For detailed information about Snowflake storage integrations and external stages, refer to:

Required Permissions

To use Snowflake as a Chalk datasource, the user or role specified in your integration must have the following permissions:

  • USAGE on the warehouse, database, schema, and stage
  • SELECT on all tables and views being queried
  • READ on the stage
  • WRITE on the stage
  • CREATE TEMPORARY TABLE in the schema
  • DROP on temporary tables in the schema

Chalk creates temporary tables during feature computation to push down filters to optimize your query loads. In addition, Chalk uses the stages to optimize data unloading.

Setup RBAC

Here’s an example of setting up a role with the appropriate permissions:

-- Set variables
SET ROLE_NAME='CHALK_ROLE';
SET WAREHOUSE_NAME='<warehouse_name>';
SET DB_NAME='<database_name>';
SET SCHEMA_NAME='<schema_name>';
SET STAGE_NAME='<stage_name>';
SET INTEGRATION_NAME='<integration_name>';
SET USER_NAME='<chalk_user>';

-- Derived variables
SET QUALIFIED_SCHEMA_NAME=concat($DB_NAME, '.', $SCHEMA_NAME);

-- Create a role for Chalk
CREATE ROLE IF NOT EXISTS IDENTIFIER($ROLE_NAME);

-- Grant warehouse permissions
GRANT USAGE ON WAREHOUSE IDENTIFIER($WAREHOUSE_NAME) TO ROLE IDENTIFIER($ROLE_NAME);

-- Grant database/schema permissions
GRANT USAGE ON DATABASE IDENTIFIER($DB_NAME) TO ROLE IDENTIFIER($ROLE_NAME);
GRANT USAGE ON SCHEMA IDENTIFIER($QUALIFIED_SCHEMA_NAME) TO ROLE IDENTIFIER($ROLE_NAME);
GRANT SELECT ON ALL TABLES IN SCHEMA IDENTIFIER($QUALIFIED_SCHEMA_NAME) TO ROLE IDENTIFIER($ROLE_NAME);

-- Grant temporary table permissions
GRANT CREATE TEMPORARY TABLE ON SCHEMA IDENTIFIER($QUALIFIED_SCHEMA_NAME) TO ROLE IDENTIFIER($ROLE_NAME);

-- Grant storage integration and stage permissions (if using data unloading)
GRANT USAGE ON INTEGRATION IDENTIFIER($INTEGRATION_NAME) TO ROLE IDENTIFIER($ROLE_NAME);
GRANT USAGE ON STAGE IDENTIFIER($STAGE_NAME) TO ROLE IDENTIFIER($ROLE_NAME);
GRANT READ, WRITE ON STAGE IDENTIFIER($STAGE_NAME) TO ROLE IDENTIFIER($ROLE_NAME);

-- Assign role to user
GRANT ROLE IDENTIFIER($ROLE_NAME) TO USER IDENTIFIER($USER_NAME);

Setup Snowflake Integration with AWS

Chalk can optimize large query result transfers by unloading data to a Snowflake stage and reading it from cloud storage. This is particularly useful for large feature computations. Using a storage integration with IAM authentication is the recommended approach as it avoids managing long-lived credentials.

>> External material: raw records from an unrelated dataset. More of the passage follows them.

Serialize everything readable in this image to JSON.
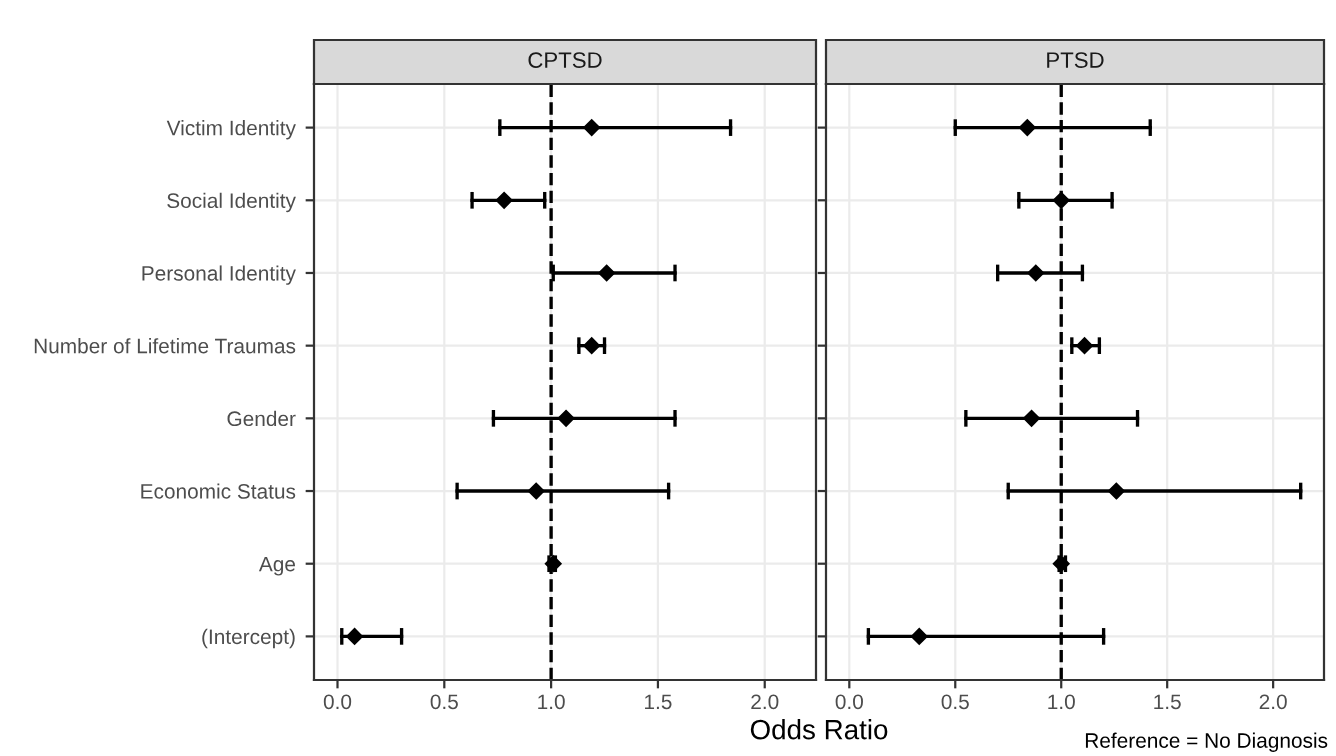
{
  "chart_data": [
    {
      "type": "scatter",
      "title": "CPTSD",
      "xlabel": "Odds Ratio",
      "orientation": "horizontal",
      "categories": [
        "Victim Identity",
        "Social Identity",
        "Personal Identity",
        "Number of Lifetime Traumas",
        "Gender",
        "Economic Status",
        "Age",
        "(Intercept)"
      ],
      "values": [
        1.19,
        0.78,
        1.26,
        1.19,
        1.07,
        0.93,
        1.01,
        0.08
      ],
      "errors": [
        [
          0.76,
          1.84
        ],
        [
          0.63,
          0.97
        ],
        [
          1.01,
          1.58
        ],
        [
          1.13,
          1.25
        ],
        [
          0.73,
          1.58
        ],
        [
          0.56,
          1.55
        ],
        [
          0.99,
          1.02
        ],
        [
          0.02,
          0.3
        ]
      ],
      "color": "#000000",
      "marker": "diamond",
      "xlim": [
        -0.11,
        2.24
      ],
      "xticks": [
        {
          "value": 0,
          "label": "0.0"
        },
        {
          "value": 0.5,
          "label": "0.5"
        },
        {
          "value": 1,
          "label": "1.0"
        },
        {
          "value": 1.5,
          "label": "1.5"
        },
        {
          "value": 2,
          "label": "2.0"
        }
      ],
      "ref_lines": [
        {
          "axis": "x",
          "value": 1,
          "line_style": "dashed",
          "color": "#000000"
        }
      ],
      "grid": true
    },
    {
      "type": "scatter",
      "title": "PTSD",
      "orientation": "horizontal",
      "categories": [
        null,
        null,
        null,
        null,
        null,
        null,
        null,
        null
      ],
      "values": [
        0.84,
        1.0,
        0.88,
        1.11,
        0.86,
        1.26,
        1.0,
        0.33
      ],
      "errors": [
        [
          0.5,
          1.42
        ],
        [
          0.8,
          1.24
        ],
        [
          0.7,
          1.1
        ],
        [
          1.05,
          1.18
        ],
        [
          0.55,
          1.36
        ],
        [
          0.75,
          2.13
        ],
        [
          0.99,
          1.02
        ],
        [
          0.09,
          1.2
        ]
      ],
      "color": "#000000",
      "marker": "diamond",
      "xlim": [
        -0.11,
        2.24
      ],
      "xticks": [
        {
          "value": 0,
          "label": "0.0"
        },
        {
          "value": 0.5,
          "label": "0.5"
        },
        {
          "value": 1,
          "label": "1.0"
        },
        {
          "value": 1.5,
          "label": "1.5"
        },
        {
          "value": 2,
          "label": "2.0"
        }
      ],
      "ref_lines": [
        {
          "axis": "x",
          "value": 1,
          "line_style": "dashed",
          "color": "#000000"
        }
      ],
      "grid": true,
      "tick_labels": "x",
      "annotations": [
        "Reference = No Diagnosis"
      ]
    }
  ]
}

1. Create or Verify Storage Integration

-- Set variables (customize these for your environment)
SET ROLE_NAME='CHALK_ROLE';
SET INTEGRATION_NAME='s3-integration-chalk-data-bucket';
SET AWS_ROLE_ARN='arn:aws:iam::<aws_account_id>:role/chalk-offline-store-access-role';
SET S3_BUCKET='s3://chalk-data-bucket/';

-- Create storage integration if it doesn't exist
CREATE STORAGE INTEGRATION IF NOT EXISTS IDENTIFIER($INTEGRATION_NAME)
  TYPE = EXTERNAL_STAGE
  STORAGE_PROVIDER = 'S3'
  STORAGE_AWS_ROLE_ARN = $AWS_ROLE_ARN
  ENABLED = TRUE
  STORAGE_ALLOWED_LOCATIONS = ($S3_BUCKET);

-- Verify integration and get Snowflake credentials
DESCRIBE INTEGRATION IDENTIFIER($INTEGRATION_NAME);

From the DESCRIBE INTEGRATION output, record these values for Step 4:

  • STORAGE_AWS_IAM_USER_ARN - The Snowflake IAM user ARN
  • STORAGE_AWS_EXTERNAL_ID - The external ID for AWS trust policy

2. Create AWS IAM Role

This role will be assumed by Snowflake to access the S3 bucket.

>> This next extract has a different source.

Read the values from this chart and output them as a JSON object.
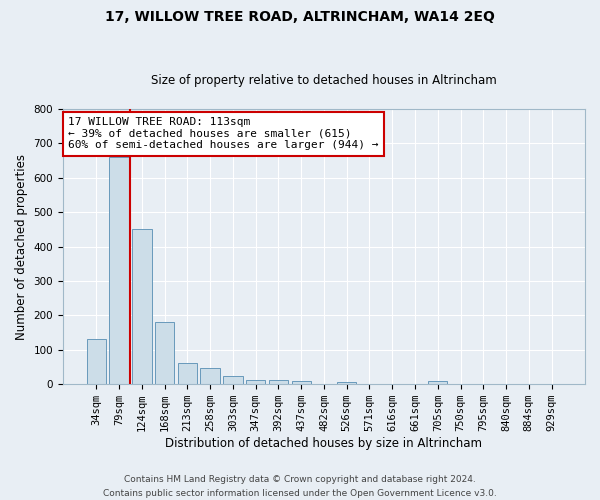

Follow the Snowflake IAM Role documentation to create a role named chalk-{organization}-offline-store-access-role.

When setting the trust policy, use a temporary placeholder with your AWS account ID and external ID "0000". You will update this with actual Snowflake credentials in Step 4.

Attach an IAM policy that grants S3 permissions to this role (see Snowflake documentation for policy details).

3. Create External Stage

-- Set variables (customize these for your environment)
SET STAGE_NAME='CHALK_UNLOAD_STAGE';
SET INTEGRATION_NAME='s3-integration-chalk-data-bucket';
SET S3_URL='s3://chalk-data-bucket/unload/';

-- Create external stage using storage integration
CREATE STAGE IF NOT EXISTS IDENTIFIER($STAGE_NAME)
  STORAGE_INTEGRATION = IDENTIFIER($INTEGRATION_NAME)
  URL = $S3_URL;

4. Update IAM Role Trust Policy

Update the trust policy for the AWS IAM role chalk-{organization}-offline-store-access-role with the actual Snowflake credentials from Step 1:

  • Replace the Principal’s AWS ARN with the STORAGE_AWS_IAM_USER_ARN value
  • Replace the External ID with the STORAGE_AWS_EXTERNAL_ID value

See the Snowflake trust policy documentation for detailed instructions.

5. Grant Permissions

-- Set variables
SET ROLE_NAME='CHALK_ROLE';
SET INTEGRATION_NAME='s3-integration-chalk-data-bucket';
SET STAGE_NAME='CHALK_UNLOAD_STAGE';

-- Grant usage on storage integration
GRANT USAGE ON INTEGRATION IDENTIFIER($INTEGRATION_NAME) TO ROLE IDENTIFIER($ROLE_NAME);

-- Grant stage permissions
GRANT USAGE ON STAGE IDENTIFIER($STAGE_NAME) TO ROLE IDENTIFIER($ROLE_NAME);
GRANT READ, WRITE ON STAGE IDENTIFIER($STAGE_NAME) TO ROLE IDENTIFIER($ROLE_NAME);

6. Configure Chalk Environment Variable

Add the stage reference to your environment variables in the Chalk dashboard. Go to Settings > Variables and add:

CHALK_SNOWFLAKE_UNLOAD_STAGE={NAME_OF_YOUR_STAGE}

Chalk will use this stage to unload and transfer large result sets efficiently, improving performance for large feature computations.